2016/09/29
ニュープロダクツ
防犯機器・防災用品の製造・販売を手がける眞照(本社:愛知県名古屋市)は、災害時にベッドやテーブル、椅子など5つの用途に使える多機能段ボール箱「ミラクルボックス」を開発。10月1日から全国の企業や自治体に向け発売する。価格は8箱分に付属品がついた1セットで税別1万2000円(2017年3月末日までのトライアル価格)。災害時、避難所などの住環境を向上させるのが狙い。2017年8月までに3000セットの販売を計画している。
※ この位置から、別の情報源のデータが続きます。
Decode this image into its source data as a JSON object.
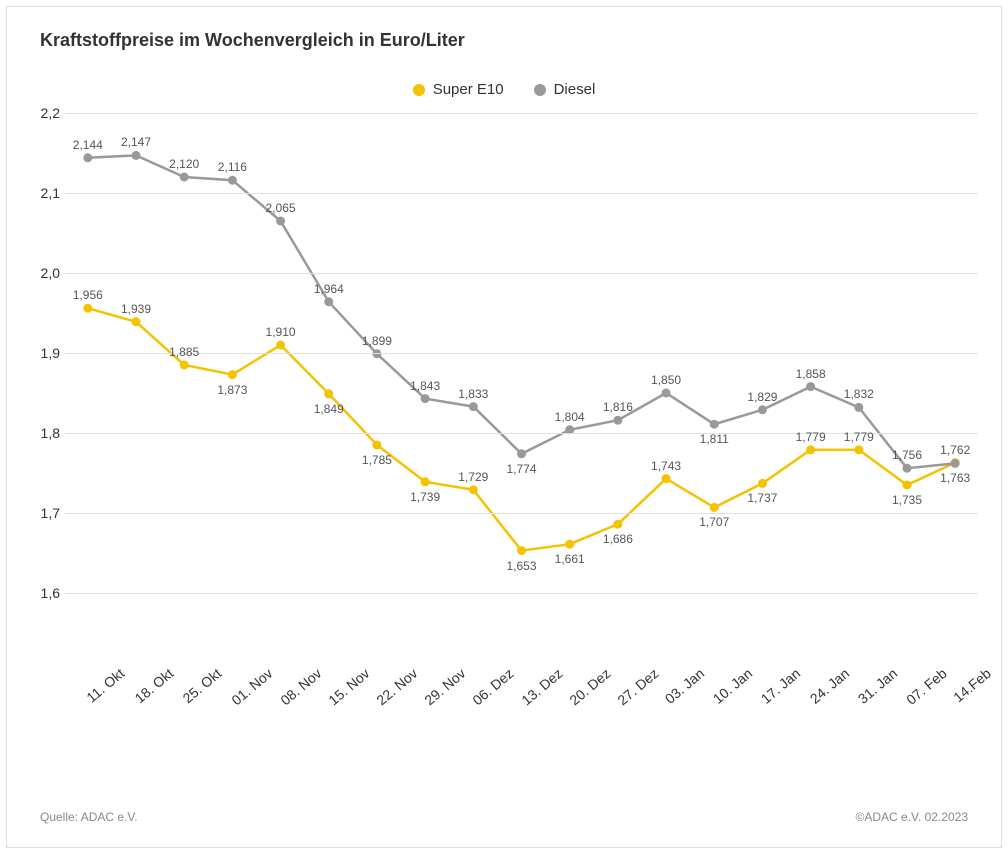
{
  "title": "Kraftstoffpreise im Wochenvergleich in Euro/Liter",
  "footer": {
    "source": "Quelle: ADAC e.V.",
    "copyright": "©ADAC e.V. 02.2023"
  },
  "chart": {
    "type": "line",
    "ylim": [
      1.55,
      2.2
    ],
    "yticks": [
      1.6,
      1.7,
      1.8,
      1.9,
      2.0,
      2.1,
      2.2
    ],
    "ytick_labels": [
      "1,6",
      "1,7",
      "1,8",
      "1,9",
      "2,0",
      "2,1",
      "2,2"
    ],
    "grid_color": "#e0e0e0",
    "background_color": "#ffffff",
    "categories": [
      "11. Okt",
      "18. Okt",
      "25. Okt",
      "01. Nov",
      "08. Nov",
      "15. Nov",
      "22. Nov",
      "29. Nov",
      "06. Dez",
      "13. Dez",
      "20. Dez",
      "27. Dez",
      "03. Jan",
      "10. Jan",
      "17. Jan",
      "24. Jan",
      "31. Jan",
      "07. Feb",
      "14.Feb"
    ],
    "x_label_fontsize": 14,
    "y_label_fontsize": 14,
    "data_label_fontsize": 12,
    "marker_radius": 4.5,
    "line_width": 2.5,
    "series": [
      {
        "name": "Super E10",
        "color": "#f3c300",
        "values": [
          1.956,
          1.939,
          1.885,
          1.873,
          1.91,
          1.849,
          1.785,
          1.739,
          1.729,
          1.653,
          1.661,
          1.686,
          1.743,
          1.707,
          1.737,
          1.779,
          1.779,
          1.735,
          1.763
        ],
        "labels": [
          "1,956",
          "1,939",
          "1,885",
          "1,873",
          "1,910",
          "1,849",
          "1,785",
          "1,739",
          "1,729",
          "1,653",
          "1,661",
          "1,686",
          "1,743",
          "1,707",
          "1,737",
          "1,779",
          "1,779",
          "1,735",
          "1,763"
        ],
        "label_pos": [
          "above",
          "above",
          "above",
          "below",
          "above",
          "below",
          "below",
          "below",
          "above",
          "below",
          "below",
          "below",
          "above",
          "below",
          "below",
          "above",
          "above",
          "below",
          "below"
        ]
      },
      {
        "name": "Diesel",
        "color": "#999999",
        "values": [
          2.144,
          2.147,
          2.12,
          2.116,
          2.065,
          1.964,
          1.899,
          1.843,
          1.833,
          1.774,
          1.804,
          1.816,
          1.85,
          1.811,
          1.829,
          1.858,
          1.832,
          1.756,
          1.762
        ],
        "labels": [
          "2,144",
          "2,147",
          "2,120",
          "2,116",
          "2,065",
          "1,964",
          "1,899",
          "1,843",
          "1,833",
          "1,774",
          "1,804",
          "1,816",
          "1,850",
          "1,811",
          "1,829",
          "1,858",
          "1,832",
          "1,756",
          "1,762"
        ],
        "label_pos": [
          "above",
          "above",
          "above",
          "above",
          "above",
          "above",
          "above",
          "above",
          "above",
          "below",
          "above",
          "above",
          "above",
          "below",
          "above",
          "above",
          "above",
          "above",
          "above"
        ]
      }
    ]
  }
}
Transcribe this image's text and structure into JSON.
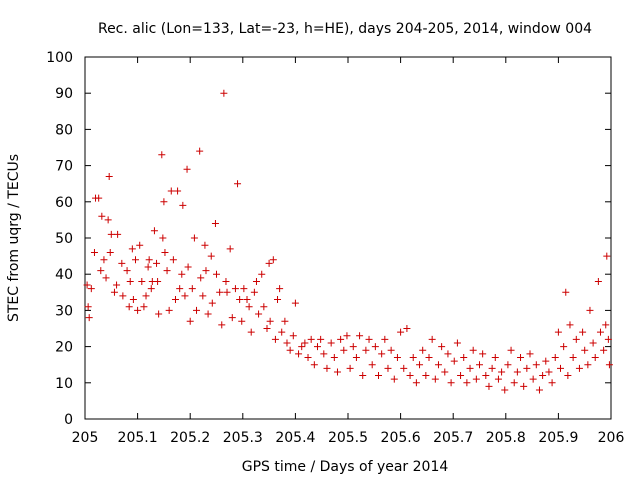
{
  "chart_data": {
    "type": "scatter",
    "title": "Rec. alic (Lon=133, Lat=-23, h=HE), days 204-205, 2014, window 004",
    "xlabel": "GPS time / Days of year 2014",
    "ylabel": "STEC from uqrg / TECUs",
    "xlim": [
      205,
      206
    ],
    "ylim": [
      0,
      100
    ],
    "xticks": [
      205,
      205.1,
      205.2,
      205.3,
      205.4,
      205.5,
      205.6,
      205.7,
      205.8,
      205.9,
      206
    ],
    "xtick_labels": [
      "205",
      "205.1",
      "205.2",
      "205.3",
      "205.4",
      "205.5",
      "205.6",
      "205.7",
      "205.8",
      "205.9",
      "206"
    ],
    "yticks": [
      0,
      10,
      20,
      30,
      40,
      50,
      60,
      70,
      80,
      90,
      100
    ],
    "ytick_labels": [
      "0",
      "10",
      "20",
      "30",
      "40",
      "50",
      "60",
      "70",
      "80",
      "90",
      "100"
    ],
    "grid": false,
    "marker": "+",
    "color": "#cc0000",
    "series": [
      {
        "name": "STEC",
        "points": [
          [
            205.004,
            37
          ],
          [
            205.006,
            31
          ],
          [
            205.008,
            28
          ],
          [
            205.012,
            36
          ],
          [
            205.018,
            46
          ],
          [
            205.02,
            61
          ],
          [
            205.026,
            61
          ],
          [
            205.03,
            41
          ],
          [
            205.032,
            56
          ],
          [
            205.036,
            44
          ],
          [
            205.04,
            39
          ],
          [
            205.044,
            55
          ],
          [
            205.046,
            67
          ],
          [
            205.048,
            46
          ],
          [
            205.05,
            51
          ],
          [
            205.056,
            35
          ],
          [
            205.06,
            37
          ],
          [
            205.062,
            51
          ],
          [
            205.07,
            43
          ],
          [
            205.072,
            34
          ],
          [
            205.08,
            41
          ],
          [
            205.084,
            31
          ],
          [
            205.086,
            38
          ],
          [
            205.09,
            47
          ],
          [
            205.092,
            33
          ],
          [
            205.096,
            44
          ],
          [
            205.1,
            30
          ],
          [
            205.104,
            48
          ],
          [
            205.108,
            38
          ],
          [
            205.112,
            31
          ],
          [
            205.116,
            34
          ],
          [
            205.12,
            42
          ],
          [
            205.122,
            44
          ],
          [
            205.126,
            36
          ],
          [
            205.128,
            38
          ],
          [
            205.132,
            52
          ],
          [
            205.136,
            43
          ],
          [
            205.138,
            38
          ],
          [
            205.14,
            29
          ],
          [
            205.146,
            73
          ],
          [
            205.148,
            50
          ],
          [
            205.15,
            60
          ],
          [
            205.152,
            46
          ],
          [
            205.156,
            41
          ],
          [
            205.16,
            30
          ],
          [
            205.164,
            63
          ],
          [
            205.168,
            44
          ],
          [
            205.172,
            33
          ],
          [
            205.176,
            63
          ],
          [
            205.18,
            36
          ],
          [
            205.184,
            40
          ],
          [
            205.186,
            59
          ],
          [
            205.19,
            34
          ],
          [
            205.194,
            69
          ],
          [
            205.196,
            42
          ],
          [
            205.2,
            27
          ],
          [
            205.204,
            36
          ],
          [
            205.208,
            50
          ],
          [
            205.212,
            30
          ],
          [
            205.218,
            74
          ],
          [
            205.22,
            39
          ],
          [
            205.224,
            34
          ],
          [
            205.228,
            48
          ],
          [
            205.23,
            41
          ],
          [
            205.234,
            29
          ],
          [
            205.24,
            45
          ],
          [
            205.242,
            32
          ],
          [
            205.248,
            54
          ],
          [
            205.25,
            40
          ],
          [
            205.256,
            35
          ],
          [
            205.26,
            26
          ],
          [
            205.264,
            90
          ],
          [
            205.268,
            38
          ],
          [
            205.27,
            35
          ],
          [
            205.276,
            47
          ],
          [
            205.28,
            28
          ],
          [
            205.286,
            36
          ],
          [
            205.29,
            65
          ],
          [
            205.294,
            33
          ],
          [
            205.298,
            27
          ],
          [
            205.302,
            36
          ],
          [
            205.308,
            33
          ],
          [
            205.312,
            31
          ],
          [
            205.316,
            24
          ],
          [
            205.322,
            35
          ],
          [
            205.326,
            38
          ],
          [
            205.33,
            29
          ],
          [
            205.336,
            40
          ],
          [
            205.34,
            31
          ],
          [
            205.346,
            25
          ],
          [
            205.35,
            43
          ],
          [
            205.352,
            27
          ],
          [
            205.358,
            44
          ],
          [
            205.362,
            22
          ],
          [
            205.366,
            33
          ],
          [
            205.37,
            36
          ],
          [
            205.374,
            24
          ],
          [
            205.38,
            27
          ],
          [
            205.384,
            21
          ],
          [
            205.39,
            19
          ],
          [
            205.396,
            23
          ],
          [
            205.4,
            32
          ],
          [
            205.406,
            18
          ],
          [
            205.412,
            20
          ],
          [
            205.418,
            21
          ],
          [
            205.424,
            17
          ],
          [
            205.43,
            22
          ],
          [
            205.436,
            15
          ],
          [
            205.442,
            20
          ],
          [
            205.448,
            22
          ],
          [
            205.454,
            18
          ],
          [
            205.46,
            14
          ],
          [
            205.468,
            21
          ],
          [
            205.474,
            17
          ],
          [
            205.48,
            13
          ],
          [
            205.486,
            22
          ],
          [
            205.492,
            19
          ],
          [
            205.498,
            23
          ],
          [
            205.504,
            14
          ],
          [
            205.51,
            20
          ],
          [
            205.516,
            17
          ],
          [
            205.522,
            23
          ],
          [
            205.528,
            12
          ],
          [
            205.534,
            19
          ],
          [
            205.54,
            22
          ],
          [
            205.546,
            15
          ],
          [
            205.552,
            20
          ],
          [
            205.558,
            12
          ],
          [
            205.564,
            18
          ],
          [
            205.57,
            22
          ],
          [
            205.576,
            14
          ],
          [
            205.582,
            19
          ],
          [
            205.588,
            11
          ],
          [
            205.594,
            17
          ],
          [
            205.6,
            24
          ],
          [
            205.606,
            14
          ],
          [
            205.612,
            25
          ],
          [
            205.618,
            12
          ],
          [
            205.624,
            17
          ],
          [
            205.63,
            10
          ],
          [
            205.636,
            15
          ],
          [
            205.642,
            19
          ],
          [
            205.648,
            12
          ],
          [
            205.654,
            17
          ],
          [
            205.66,
            22
          ],
          [
            205.666,
            11
          ],
          [
            205.672,
            15
          ],
          [
            205.678,
            20
          ],
          [
            205.684,
            13
          ],
          [
            205.69,
            18
          ],
          [
            205.696,
            10
          ],
          [
            205.702,
            16
          ],
          [
            205.708,
            21
          ],
          [
            205.714,
            12
          ],
          [
            205.72,
            17
          ],
          [
            205.726,
            10
          ],
          [
            205.732,
            14
          ],
          [
            205.738,
            19
          ],
          [
            205.744,
            11
          ],
          [
            205.75,
            15
          ],
          [
            205.756,
            18
          ],
          [
            205.762,
            12
          ],
          [
            205.768,
            9
          ],
          [
            205.774,
            14
          ],
          [
            205.78,
            17
          ],
          [
            205.786,
            11
          ],
          [
            205.792,
            13
          ],
          [
            205.798,
            8
          ],
          [
            205.804,
            15
          ],
          [
            205.81,
            19
          ],
          [
            205.816,
            10
          ],
          [
            205.822,
            13
          ],
          [
            205.828,
            17
          ],
          [
            205.834,
            9
          ],
          [
            205.84,
            14
          ],
          [
            205.846,
            18
          ],
          [
            205.852,
            11
          ],
          [
            205.858,
            15
          ],
          [
            205.864,
            8
          ],
          [
            205.87,
            12
          ],
          [
            205.876,
            16
          ],
          [
            205.882,
            13
          ],
          [
            205.888,
            10
          ],
          [
            205.894,
            17
          ],
          [
            205.9,
            24
          ],
          [
            205.904,
            14
          ],
          [
            205.91,
            20
          ],
          [
            205.914,
            35
          ],
          [
            205.918,
            12
          ],
          [
            205.922,
            26
          ],
          [
            205.928,
            17
          ],
          [
            205.934,
            22
          ],
          [
            205.94,
            14
          ],
          [
            205.946,
            24
          ],
          [
            205.95,
            19
          ],
          [
            205.956,
            15
          ],
          [
            205.96,
            30
          ],
          [
            205.966,
            21
          ],
          [
            205.97,
            17
          ],
          [
            205.976,
            38
          ],
          [
            205.98,
            24
          ],
          [
            205.986,
            19
          ],
          [
            205.99,
            26
          ],
          [
            205.992,
            45
          ],
          [
            205.995,
            22
          ],
          [
            205.997,
            15
          ]
        ]
      }
    ]
  }
}
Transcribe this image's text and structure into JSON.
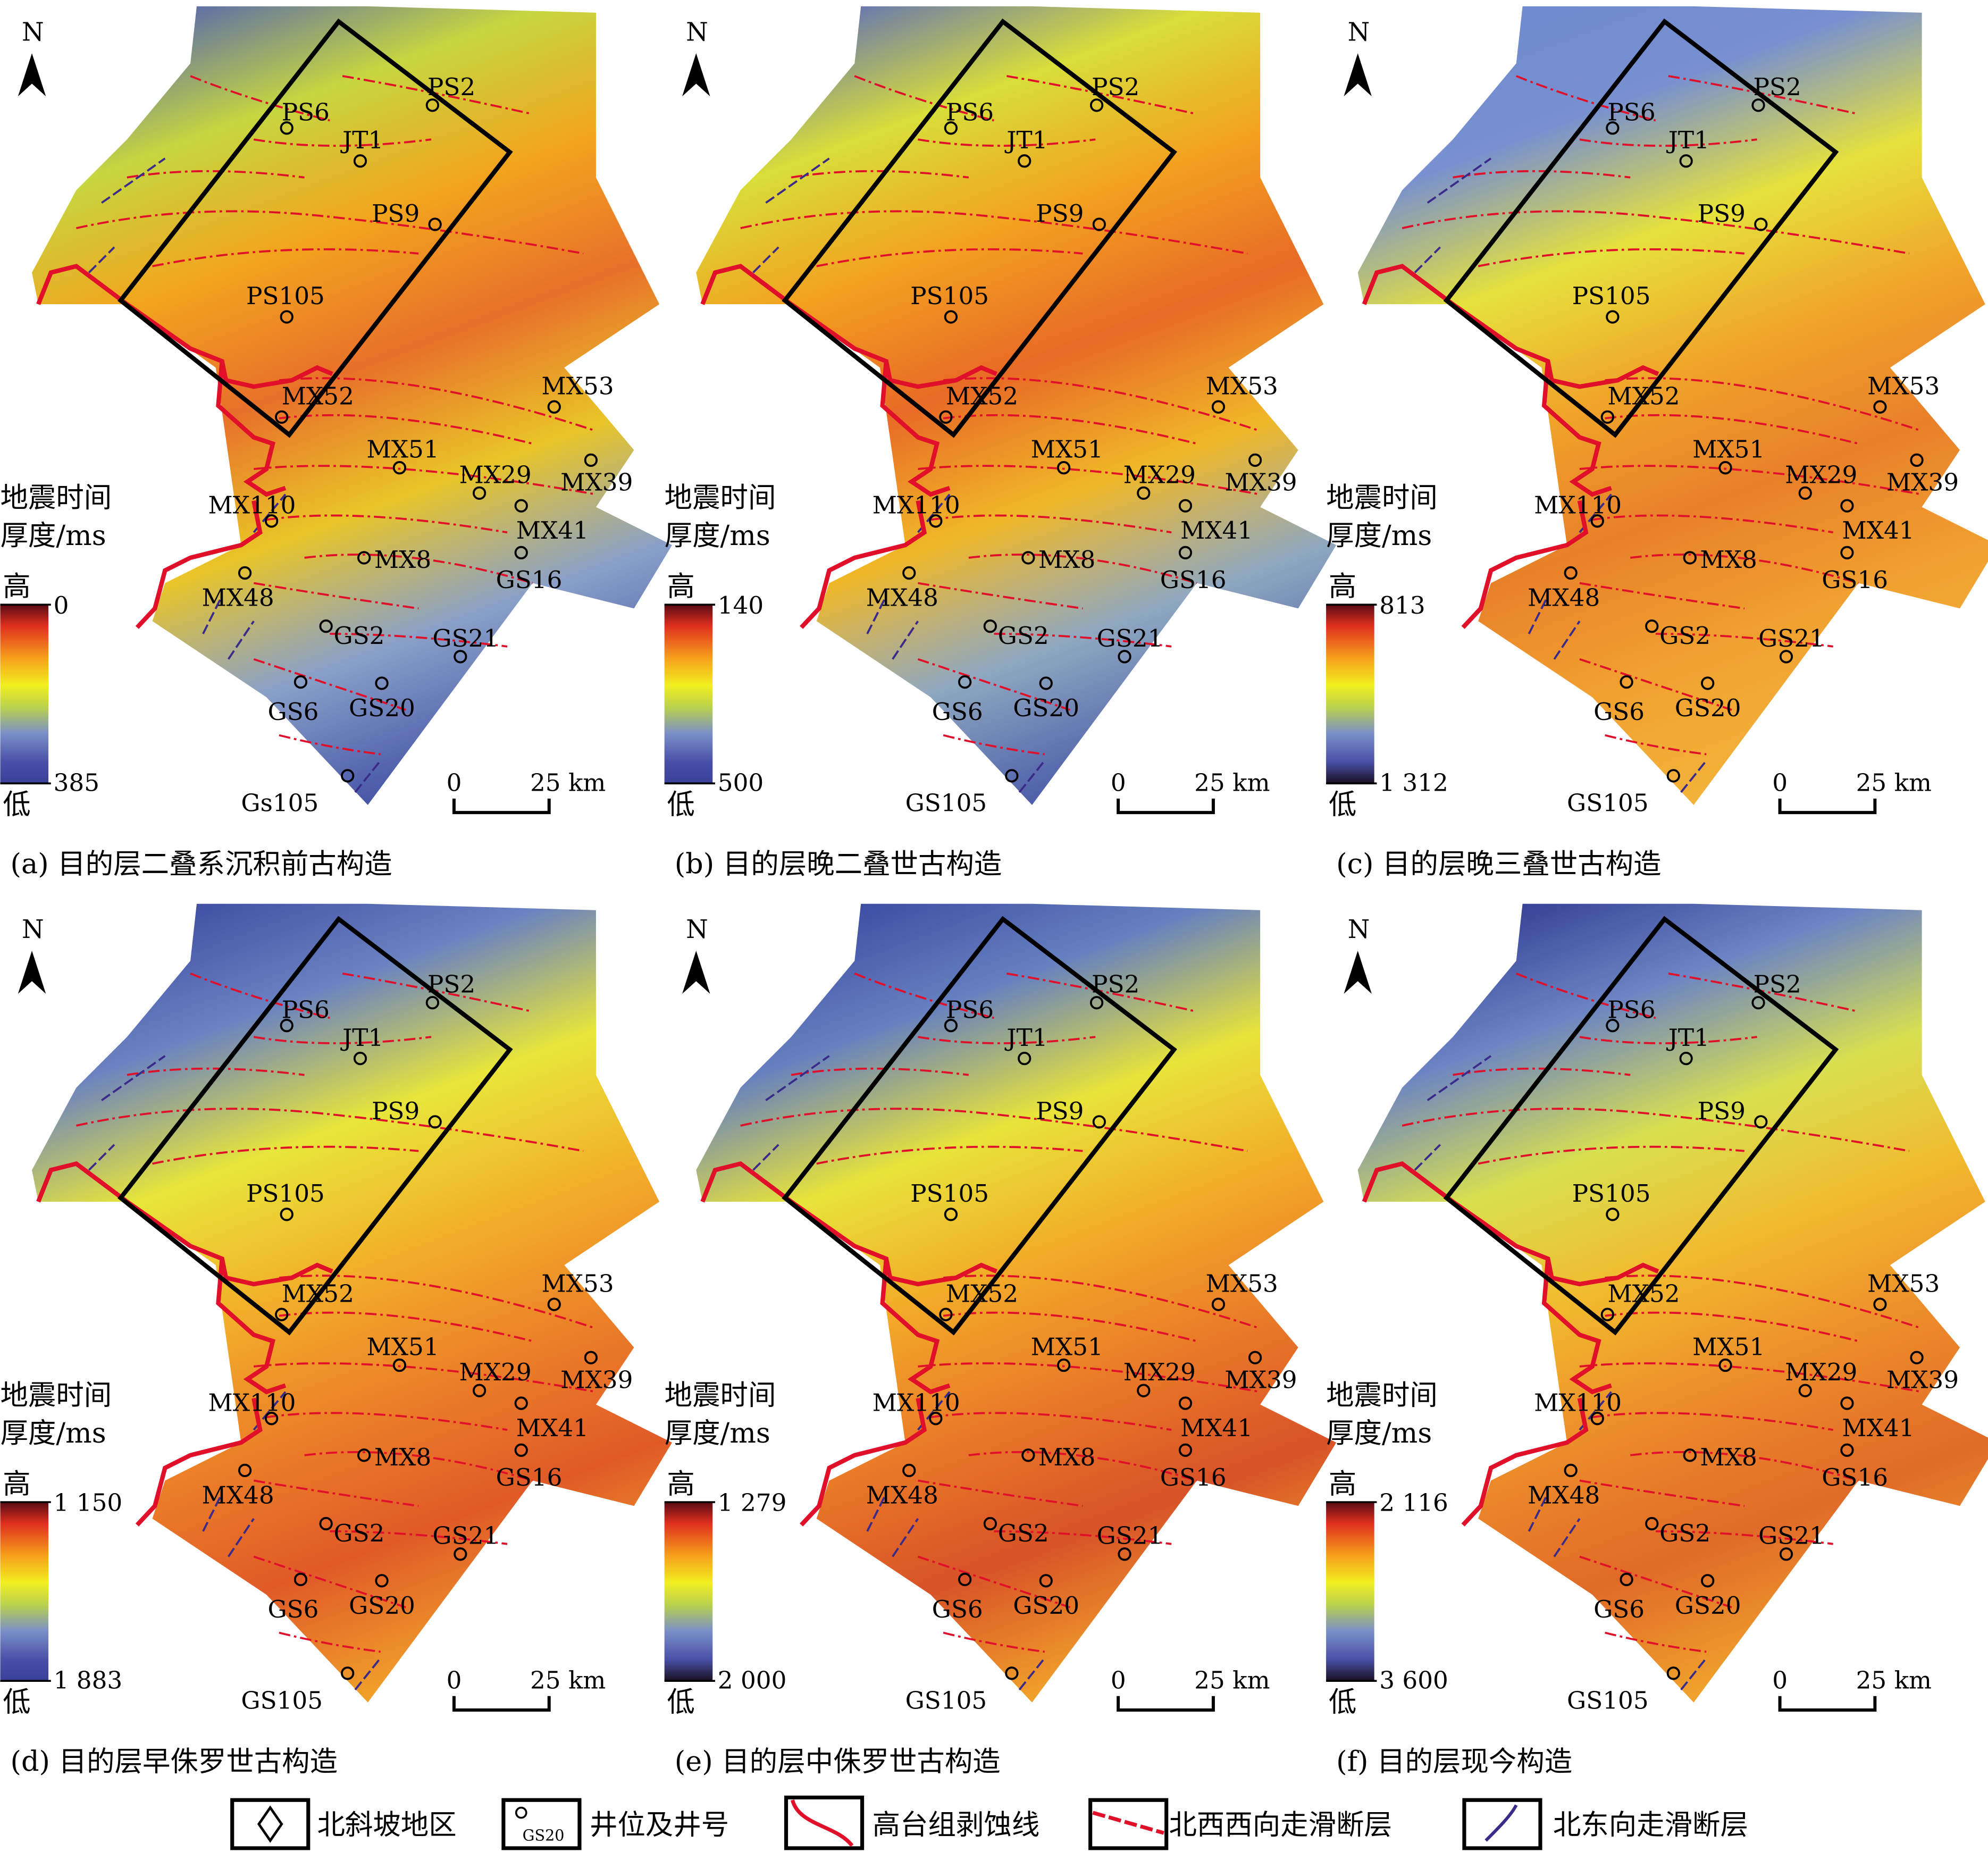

避難所では体育館などの固い床の上で食事や睡眠することを強いられるため、特に足腰の弱い高齢者には大きな苦痛となる。また、避難所の居住スペースには棚などの整理収納設備がないため、さまざまな生活用品が混在するほか、避難所の入り口では履物が散乱。これらのことが全て被災者にとっては大きな苦痛になるという。
「ミラクルボックス」は段ボールの特質を利用し、テーブル、椅子、ベッド、棚、靴箱の5種類の簡易家具を工具不要で組み立てることができる。組み立ての時間は10分から15分ほどで、パーツには設計図がなくても組み立て方が分かるようにアルファベットで目印をつけた。体重がかかる部分にはクッションとなる中敷きを備え、ベッドとして利用する場合には箱どうしを固定するマジックテープや、布団のずれ落ちを防ぐための滑り止めシートも付属する。ベッドの場合は縦180cm、横90cmで親子で寝ても十分な耐久性がある。
同社は東日本大震災などの災害時の避難所の実態を調査し、14年にはプライバシー保護対策としてダンボールパーテーション「D3(ディースリー)」を開発。「ミラクルボックス」と合わせて使うことで、避難所の生活環境の改善を目指す。販売代理店も募集中だ。